Il apparaît au vu du tableau d'amortissement du prêt litigieux (pièce n°1 de l'appelante) que le capital restant dû avant l'échéance du 10 juillet 2024 est de 5 369,27 euros.
La créance déclarée par la SA Banque CIC Ouest pour la somme de 5 369,27 euros au titre du capital restant au 25 juin 2024, sera admise définitivement au passif de la SAS Prodis France, à titre chirographaire, pour ce montant.
S'agissant de la créance déclarée au titre de l'échéance impayée du 10 juin 2024,
En application des dispositions de l'article 954 du code de procédure civile, la cour ne statue que sur les prétentions énoncées dans le dispositif des conclusions.
Aucune demande n'étant articulée par la SAS Banque CIC Ouest au titre de cette créance au dispositif de ses conclusions devant la cour, il n'y a lieu de statuer sur ce point, étant relevé de surcroît que selon avis du greffe du tribunal des activités économiques du Mans en date du 19 juin 2025, notifiée à l'appelante (pièce n°6), la créance déclarée à ce titre a fait l'objet d'une admission sans contestation matérialisée par l'apposition de la signature du juge commissaire sur la liste des créances, dans les conditions prévues par l'article R. 624-3 du code de commerce.

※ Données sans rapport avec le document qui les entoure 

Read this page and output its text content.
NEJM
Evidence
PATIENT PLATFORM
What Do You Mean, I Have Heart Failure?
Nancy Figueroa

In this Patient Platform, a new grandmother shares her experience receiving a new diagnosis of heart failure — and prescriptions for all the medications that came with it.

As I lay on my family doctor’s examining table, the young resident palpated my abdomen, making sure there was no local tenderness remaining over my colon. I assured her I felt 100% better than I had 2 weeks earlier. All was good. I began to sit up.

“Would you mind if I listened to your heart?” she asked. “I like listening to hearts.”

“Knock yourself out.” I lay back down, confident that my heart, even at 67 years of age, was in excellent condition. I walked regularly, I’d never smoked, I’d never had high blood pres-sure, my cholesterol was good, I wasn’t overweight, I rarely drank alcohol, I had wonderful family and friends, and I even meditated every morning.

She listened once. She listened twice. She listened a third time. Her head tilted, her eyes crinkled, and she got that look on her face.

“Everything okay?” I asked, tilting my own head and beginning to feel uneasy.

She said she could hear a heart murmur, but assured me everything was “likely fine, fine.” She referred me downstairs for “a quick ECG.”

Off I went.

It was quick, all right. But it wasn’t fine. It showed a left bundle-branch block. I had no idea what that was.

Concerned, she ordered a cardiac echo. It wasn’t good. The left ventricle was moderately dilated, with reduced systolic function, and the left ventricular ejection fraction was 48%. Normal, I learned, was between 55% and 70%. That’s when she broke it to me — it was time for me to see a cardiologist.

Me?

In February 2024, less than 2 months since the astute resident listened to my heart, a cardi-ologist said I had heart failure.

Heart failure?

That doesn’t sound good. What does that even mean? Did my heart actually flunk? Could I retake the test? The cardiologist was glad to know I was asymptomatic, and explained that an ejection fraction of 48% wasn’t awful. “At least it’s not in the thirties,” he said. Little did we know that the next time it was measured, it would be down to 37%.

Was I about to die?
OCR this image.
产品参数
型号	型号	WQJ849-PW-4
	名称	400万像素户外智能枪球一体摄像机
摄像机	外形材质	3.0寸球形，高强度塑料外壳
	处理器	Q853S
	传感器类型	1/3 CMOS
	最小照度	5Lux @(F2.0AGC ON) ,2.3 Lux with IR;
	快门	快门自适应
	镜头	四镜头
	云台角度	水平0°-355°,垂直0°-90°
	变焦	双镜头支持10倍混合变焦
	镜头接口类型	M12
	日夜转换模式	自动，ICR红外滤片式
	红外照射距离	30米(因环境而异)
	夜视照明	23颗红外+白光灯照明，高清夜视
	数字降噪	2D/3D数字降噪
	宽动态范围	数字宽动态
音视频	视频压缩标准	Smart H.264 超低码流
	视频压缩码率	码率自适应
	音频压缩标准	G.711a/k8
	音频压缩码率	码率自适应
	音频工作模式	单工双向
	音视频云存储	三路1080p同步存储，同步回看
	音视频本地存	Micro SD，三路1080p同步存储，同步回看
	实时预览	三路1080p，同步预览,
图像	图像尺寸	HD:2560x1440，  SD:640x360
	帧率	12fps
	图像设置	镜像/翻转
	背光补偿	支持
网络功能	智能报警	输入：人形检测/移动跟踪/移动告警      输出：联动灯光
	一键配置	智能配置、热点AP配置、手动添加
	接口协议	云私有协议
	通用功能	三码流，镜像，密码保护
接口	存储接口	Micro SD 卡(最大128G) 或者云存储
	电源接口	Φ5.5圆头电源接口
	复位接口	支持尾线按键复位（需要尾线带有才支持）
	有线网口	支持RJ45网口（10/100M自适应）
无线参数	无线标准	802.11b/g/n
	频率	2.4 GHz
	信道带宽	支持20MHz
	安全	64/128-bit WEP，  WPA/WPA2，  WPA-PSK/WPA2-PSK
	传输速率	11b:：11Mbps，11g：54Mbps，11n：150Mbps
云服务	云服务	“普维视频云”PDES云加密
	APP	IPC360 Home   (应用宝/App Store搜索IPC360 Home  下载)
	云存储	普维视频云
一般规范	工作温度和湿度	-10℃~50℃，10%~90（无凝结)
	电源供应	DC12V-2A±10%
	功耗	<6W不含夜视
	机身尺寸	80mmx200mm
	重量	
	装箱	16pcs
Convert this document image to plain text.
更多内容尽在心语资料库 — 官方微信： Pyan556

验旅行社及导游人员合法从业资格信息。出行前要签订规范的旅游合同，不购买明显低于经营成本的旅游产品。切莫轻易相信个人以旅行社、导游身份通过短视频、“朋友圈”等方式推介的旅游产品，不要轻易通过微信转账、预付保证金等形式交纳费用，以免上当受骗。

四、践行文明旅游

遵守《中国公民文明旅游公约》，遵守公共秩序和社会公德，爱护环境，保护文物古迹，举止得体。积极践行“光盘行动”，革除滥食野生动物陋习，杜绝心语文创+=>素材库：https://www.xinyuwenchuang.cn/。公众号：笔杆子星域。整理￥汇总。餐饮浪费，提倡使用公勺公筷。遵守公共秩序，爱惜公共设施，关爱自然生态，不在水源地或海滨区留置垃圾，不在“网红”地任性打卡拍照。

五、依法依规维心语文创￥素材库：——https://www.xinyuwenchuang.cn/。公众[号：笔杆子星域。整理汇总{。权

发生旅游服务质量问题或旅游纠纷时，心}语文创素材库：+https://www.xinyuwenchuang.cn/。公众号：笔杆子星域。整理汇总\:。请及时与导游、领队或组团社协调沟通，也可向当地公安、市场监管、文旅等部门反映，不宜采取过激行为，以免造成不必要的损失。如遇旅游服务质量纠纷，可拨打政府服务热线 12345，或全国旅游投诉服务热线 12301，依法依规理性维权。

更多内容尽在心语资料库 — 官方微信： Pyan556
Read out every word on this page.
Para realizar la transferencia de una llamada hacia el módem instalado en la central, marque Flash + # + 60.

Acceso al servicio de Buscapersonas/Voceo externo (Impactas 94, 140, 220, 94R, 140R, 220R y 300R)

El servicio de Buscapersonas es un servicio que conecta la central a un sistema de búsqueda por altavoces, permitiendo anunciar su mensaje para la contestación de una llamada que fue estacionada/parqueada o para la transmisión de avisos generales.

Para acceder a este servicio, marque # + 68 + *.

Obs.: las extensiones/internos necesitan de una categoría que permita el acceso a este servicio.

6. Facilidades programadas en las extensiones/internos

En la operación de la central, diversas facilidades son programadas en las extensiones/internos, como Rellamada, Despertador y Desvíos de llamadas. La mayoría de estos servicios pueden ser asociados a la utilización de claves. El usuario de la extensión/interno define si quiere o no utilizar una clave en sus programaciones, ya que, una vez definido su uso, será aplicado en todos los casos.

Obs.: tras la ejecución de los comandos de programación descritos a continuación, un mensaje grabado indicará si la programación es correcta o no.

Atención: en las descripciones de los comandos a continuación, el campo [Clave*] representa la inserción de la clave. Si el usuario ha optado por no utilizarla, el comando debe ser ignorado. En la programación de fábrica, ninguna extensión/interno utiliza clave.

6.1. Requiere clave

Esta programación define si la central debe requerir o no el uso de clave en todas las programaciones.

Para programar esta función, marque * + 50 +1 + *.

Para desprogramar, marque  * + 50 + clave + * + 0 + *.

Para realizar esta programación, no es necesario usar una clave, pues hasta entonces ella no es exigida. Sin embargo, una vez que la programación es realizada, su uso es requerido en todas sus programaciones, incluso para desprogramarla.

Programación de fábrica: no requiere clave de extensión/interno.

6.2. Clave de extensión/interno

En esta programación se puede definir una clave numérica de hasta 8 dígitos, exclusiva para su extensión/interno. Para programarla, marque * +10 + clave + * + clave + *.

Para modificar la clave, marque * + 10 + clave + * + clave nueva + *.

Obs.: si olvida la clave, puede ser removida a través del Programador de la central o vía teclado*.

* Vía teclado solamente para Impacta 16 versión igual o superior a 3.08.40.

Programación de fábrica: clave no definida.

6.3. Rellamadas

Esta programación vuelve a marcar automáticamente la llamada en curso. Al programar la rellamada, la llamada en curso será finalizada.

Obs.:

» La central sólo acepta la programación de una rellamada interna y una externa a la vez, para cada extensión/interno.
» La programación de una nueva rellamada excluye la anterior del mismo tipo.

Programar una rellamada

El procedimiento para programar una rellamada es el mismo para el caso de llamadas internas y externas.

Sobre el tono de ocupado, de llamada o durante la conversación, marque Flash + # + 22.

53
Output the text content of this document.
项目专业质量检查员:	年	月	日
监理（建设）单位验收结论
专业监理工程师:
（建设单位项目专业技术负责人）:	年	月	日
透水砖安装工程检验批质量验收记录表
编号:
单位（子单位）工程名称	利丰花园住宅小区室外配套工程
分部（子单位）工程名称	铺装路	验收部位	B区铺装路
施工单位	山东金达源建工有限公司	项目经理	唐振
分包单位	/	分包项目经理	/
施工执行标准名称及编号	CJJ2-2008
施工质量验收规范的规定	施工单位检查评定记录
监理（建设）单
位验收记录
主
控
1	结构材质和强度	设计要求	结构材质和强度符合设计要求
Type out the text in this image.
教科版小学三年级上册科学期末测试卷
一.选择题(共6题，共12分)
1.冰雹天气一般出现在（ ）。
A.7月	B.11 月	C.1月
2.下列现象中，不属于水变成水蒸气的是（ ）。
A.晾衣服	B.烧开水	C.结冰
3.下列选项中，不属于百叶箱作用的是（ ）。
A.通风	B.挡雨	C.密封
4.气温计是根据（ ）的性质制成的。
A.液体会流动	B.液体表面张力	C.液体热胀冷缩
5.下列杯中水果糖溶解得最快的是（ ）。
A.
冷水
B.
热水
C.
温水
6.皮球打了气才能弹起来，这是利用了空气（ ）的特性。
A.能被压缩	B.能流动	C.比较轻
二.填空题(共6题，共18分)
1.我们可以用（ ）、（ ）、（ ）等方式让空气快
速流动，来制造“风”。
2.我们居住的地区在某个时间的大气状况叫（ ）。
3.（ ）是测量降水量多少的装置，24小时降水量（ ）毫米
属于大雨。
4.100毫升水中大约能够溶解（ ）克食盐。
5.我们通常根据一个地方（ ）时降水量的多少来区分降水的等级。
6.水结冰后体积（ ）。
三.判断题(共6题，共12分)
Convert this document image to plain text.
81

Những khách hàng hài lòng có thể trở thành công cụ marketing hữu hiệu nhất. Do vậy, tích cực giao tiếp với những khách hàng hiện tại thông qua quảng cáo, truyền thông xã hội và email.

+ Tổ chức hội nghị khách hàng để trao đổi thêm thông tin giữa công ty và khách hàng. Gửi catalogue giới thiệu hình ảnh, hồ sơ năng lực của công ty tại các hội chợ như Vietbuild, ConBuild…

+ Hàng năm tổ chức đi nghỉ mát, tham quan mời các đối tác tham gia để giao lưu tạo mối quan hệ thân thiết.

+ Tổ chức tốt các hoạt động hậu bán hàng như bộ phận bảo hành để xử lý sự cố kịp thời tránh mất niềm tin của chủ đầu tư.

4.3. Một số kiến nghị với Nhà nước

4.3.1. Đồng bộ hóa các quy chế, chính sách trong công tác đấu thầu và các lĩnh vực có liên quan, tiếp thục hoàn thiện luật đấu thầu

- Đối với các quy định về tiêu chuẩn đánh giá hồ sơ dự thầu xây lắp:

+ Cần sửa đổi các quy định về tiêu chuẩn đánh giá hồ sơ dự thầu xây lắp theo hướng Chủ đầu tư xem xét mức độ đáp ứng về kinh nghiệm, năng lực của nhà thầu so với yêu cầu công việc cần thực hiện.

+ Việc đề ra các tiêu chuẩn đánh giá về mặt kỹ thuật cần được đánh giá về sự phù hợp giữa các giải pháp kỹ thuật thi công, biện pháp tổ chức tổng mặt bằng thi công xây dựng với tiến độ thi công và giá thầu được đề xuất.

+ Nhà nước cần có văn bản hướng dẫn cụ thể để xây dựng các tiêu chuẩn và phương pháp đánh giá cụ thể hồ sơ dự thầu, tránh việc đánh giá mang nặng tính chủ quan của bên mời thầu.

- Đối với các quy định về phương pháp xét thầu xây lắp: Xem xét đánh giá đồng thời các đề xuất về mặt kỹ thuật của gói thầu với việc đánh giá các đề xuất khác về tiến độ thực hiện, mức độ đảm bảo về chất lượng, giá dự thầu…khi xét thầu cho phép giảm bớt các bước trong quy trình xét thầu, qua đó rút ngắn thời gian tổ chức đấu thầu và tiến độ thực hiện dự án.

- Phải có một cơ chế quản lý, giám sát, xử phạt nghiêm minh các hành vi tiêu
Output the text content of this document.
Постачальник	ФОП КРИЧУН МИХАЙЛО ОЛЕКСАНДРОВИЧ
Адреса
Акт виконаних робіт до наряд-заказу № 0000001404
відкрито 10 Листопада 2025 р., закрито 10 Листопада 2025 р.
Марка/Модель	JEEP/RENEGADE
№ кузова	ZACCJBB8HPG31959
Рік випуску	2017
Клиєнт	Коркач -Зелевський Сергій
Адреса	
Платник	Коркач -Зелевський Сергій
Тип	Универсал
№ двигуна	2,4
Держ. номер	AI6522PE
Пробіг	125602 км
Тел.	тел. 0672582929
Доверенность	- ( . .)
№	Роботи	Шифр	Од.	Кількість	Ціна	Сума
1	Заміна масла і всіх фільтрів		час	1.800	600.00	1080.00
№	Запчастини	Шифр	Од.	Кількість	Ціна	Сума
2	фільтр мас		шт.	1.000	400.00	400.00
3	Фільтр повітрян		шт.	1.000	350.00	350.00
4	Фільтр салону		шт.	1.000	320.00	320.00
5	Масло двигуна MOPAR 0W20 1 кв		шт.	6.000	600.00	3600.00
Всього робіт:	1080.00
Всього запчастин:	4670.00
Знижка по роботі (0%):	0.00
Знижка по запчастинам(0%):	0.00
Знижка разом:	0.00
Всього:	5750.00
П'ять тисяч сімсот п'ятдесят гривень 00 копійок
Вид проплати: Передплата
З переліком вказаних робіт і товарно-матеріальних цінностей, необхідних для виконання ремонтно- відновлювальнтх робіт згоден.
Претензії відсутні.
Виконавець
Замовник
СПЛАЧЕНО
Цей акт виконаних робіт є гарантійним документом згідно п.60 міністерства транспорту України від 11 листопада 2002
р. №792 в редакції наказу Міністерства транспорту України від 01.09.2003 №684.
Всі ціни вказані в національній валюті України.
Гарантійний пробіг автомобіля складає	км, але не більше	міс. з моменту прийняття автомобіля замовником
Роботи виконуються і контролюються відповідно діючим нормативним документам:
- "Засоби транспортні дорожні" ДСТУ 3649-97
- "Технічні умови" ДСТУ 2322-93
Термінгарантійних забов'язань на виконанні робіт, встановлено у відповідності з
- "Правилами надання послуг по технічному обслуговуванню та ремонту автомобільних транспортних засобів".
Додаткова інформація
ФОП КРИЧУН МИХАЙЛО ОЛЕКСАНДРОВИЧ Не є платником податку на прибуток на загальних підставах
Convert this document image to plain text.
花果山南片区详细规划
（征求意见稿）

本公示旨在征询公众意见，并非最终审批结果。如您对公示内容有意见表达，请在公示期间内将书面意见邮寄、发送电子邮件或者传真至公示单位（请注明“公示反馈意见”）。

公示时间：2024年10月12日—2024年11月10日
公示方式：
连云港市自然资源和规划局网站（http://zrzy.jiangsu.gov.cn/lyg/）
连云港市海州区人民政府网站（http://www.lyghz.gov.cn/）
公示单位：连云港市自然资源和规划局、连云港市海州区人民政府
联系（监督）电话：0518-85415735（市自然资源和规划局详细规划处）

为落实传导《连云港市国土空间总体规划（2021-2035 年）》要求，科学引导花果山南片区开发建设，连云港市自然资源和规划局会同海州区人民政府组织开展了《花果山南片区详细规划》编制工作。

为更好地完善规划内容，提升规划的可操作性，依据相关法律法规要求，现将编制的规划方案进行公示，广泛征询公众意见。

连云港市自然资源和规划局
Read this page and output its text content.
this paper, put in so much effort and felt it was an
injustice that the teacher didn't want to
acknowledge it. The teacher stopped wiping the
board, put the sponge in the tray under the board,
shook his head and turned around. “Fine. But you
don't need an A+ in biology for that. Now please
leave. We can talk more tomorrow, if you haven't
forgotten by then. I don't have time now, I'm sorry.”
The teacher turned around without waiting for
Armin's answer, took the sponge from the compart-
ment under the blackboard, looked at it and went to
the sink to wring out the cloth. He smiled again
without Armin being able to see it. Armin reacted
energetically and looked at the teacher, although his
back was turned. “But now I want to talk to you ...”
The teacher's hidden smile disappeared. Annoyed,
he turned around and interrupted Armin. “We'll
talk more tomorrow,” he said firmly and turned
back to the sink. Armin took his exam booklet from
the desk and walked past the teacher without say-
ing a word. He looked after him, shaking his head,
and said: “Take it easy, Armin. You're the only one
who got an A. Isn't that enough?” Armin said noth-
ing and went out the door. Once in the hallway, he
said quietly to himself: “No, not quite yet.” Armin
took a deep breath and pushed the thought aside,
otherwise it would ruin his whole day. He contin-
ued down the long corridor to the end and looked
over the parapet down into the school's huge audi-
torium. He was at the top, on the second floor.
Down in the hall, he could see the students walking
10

S'agissant de la créance au titre de l'indemnité d'exigibilité de 7% du capital restant dû
La SA Banque CIC Ouest a déclaré, au titre du prêt litigieux, 'pour'mémoire', une créance ... à titre chirographaire à échoir au titre de 'l'indemnité d'exigibilité de 7% du capital restant dû (article pages 9 et 10 du contrat), due notamment en cas de résolution du plan, liquidation judiciaire'.
Estimant que l'article L. 622-25 du code de commerce permet au créancier de déclarer une créance à échoir, et que la jurisprudence l'autorise à déclarer une créance éventuelle, l'appelante sollicite l'admission au passif de la liquidation judiciaire de la SAS Prodis France de cette créance, soulignant qu'elle avait précisé sur sa déclaration de créance qu'elle ne serait due qu'en cas de résolution du plan ou de liquidation judiciaire. Elle se prévaut n'avoir fait qu'appliquer les dispositions contractuelles prévoyant la mise en oeuvre d'une telle indemnité en cas de fin prématurée du contrat au regard du terme convenu. Elle note que la SAS Prodis France a été ultérieurement placée en liquidation judiciaire.
L'article L. 622-24 du code de commerce impose à tous les créanciers dont la créance est née antérieurement au jugement d'ouverture d'adresser leur déclaration de créance dans un délai de deux mois à partir de la publication du jugement d'ouverture.
L'article L. 622-25 in limine du même code dispose que la déclaration porte le montant de la créance due au jour du jugement d'ouverture avec indication des sommes à échoir et de la date de leurs échéances.
La déclaration des créances nées antérieurement au jugement d'ouverture a un domaine très général, qui s'étend aux créances éventuelles, quand bien même elles ne sont pas encore exigibles et qu'elles ne peuvent pas être précisément chiffrées au jour du jugement d'ouverture.